ではザック・スナイダー版『ジャスティス・リーグ』がなぜ期待されているのか

 満を辞して公開されたトレイラーからみる『スナイダー・カット』は、『300』やザック監督によるDCシリーズ同様、神話的重厚感が万歳で、ジョス・ウェドン監督による『ジャスティス・リーグ』よりもダークになっているのは明白です。

 スーパーマンの長年の宿敵であるダークサイドや、フラッシュの恋人であるアイリス、マーシャン・マンハンターが登場するだけでなく、2017年の劇場版で大幅に出番がカットされてしまったサイボーグが活躍することが予想され、闇堕ちしたスーパーマンが多く登場し、ジャレッド・レト演じるジョーカーも確認できました。

 上映時間が4時間ということから、個々のキャラクターアークを丁寧に描く時間もあるだろうと予測されます。

 R指定なので、監督の得意とする人体破壊描写も見られるかもしれません。
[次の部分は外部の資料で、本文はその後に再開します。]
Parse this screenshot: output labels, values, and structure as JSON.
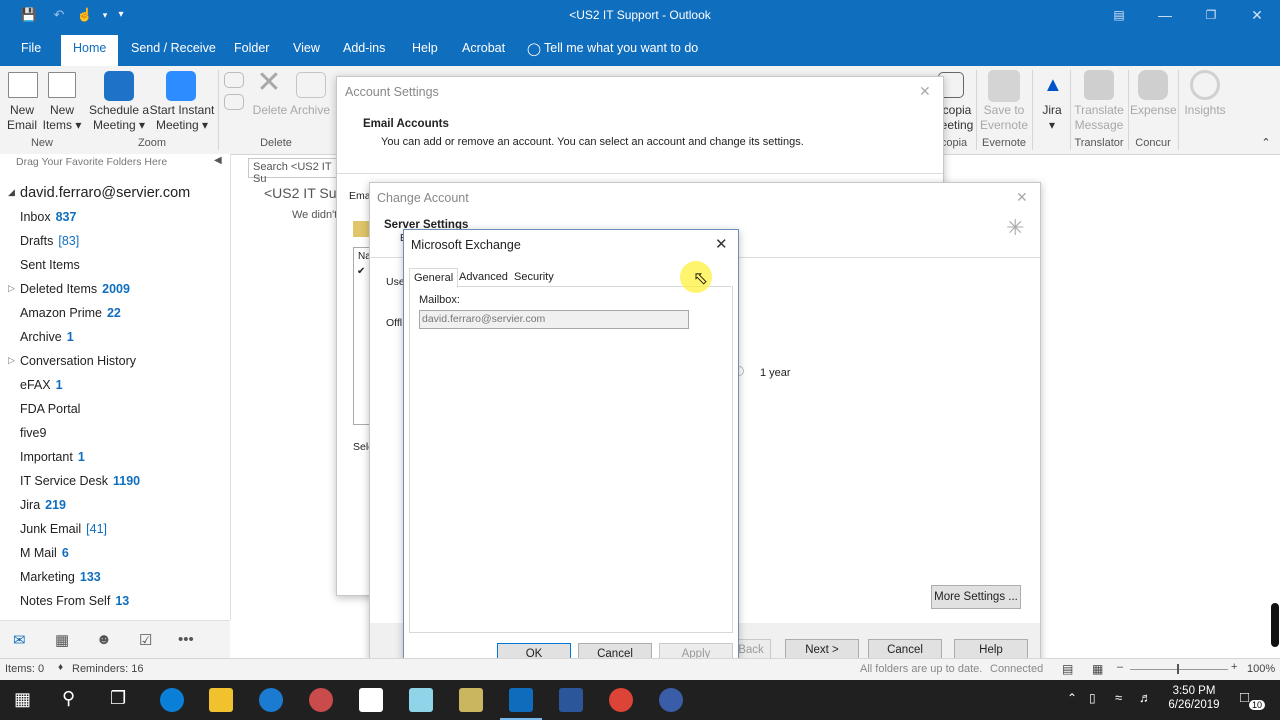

ワーナーとジョス・ウェドン監督が大衆娯楽化を狙ってカジュアルトーンし、フラッシュやバットマンを軽口叩きにした『ジャスティス・リーグ』とは一線を画す、『マン・オブ・スティール』や『バットマン vs スーパーマン ジャスティスの誕生』と統一感のある作品になっているはず。

 スナイダー監督は、これまでも大衆に媚びることなく我が道を突き進み、作品のテイストを維持するという意味ではファンを裏切ったことはありません。スナイダー監督作が好きな人は、ストーリーの完成度より、映画を美術品として愛でているのです。

 『ジャスティス・リーグ』が期待されるのは、どう転んだとしてもスナイダー監督の芸術的感情をとことん堪能できることが約束されているからではないでしょうか。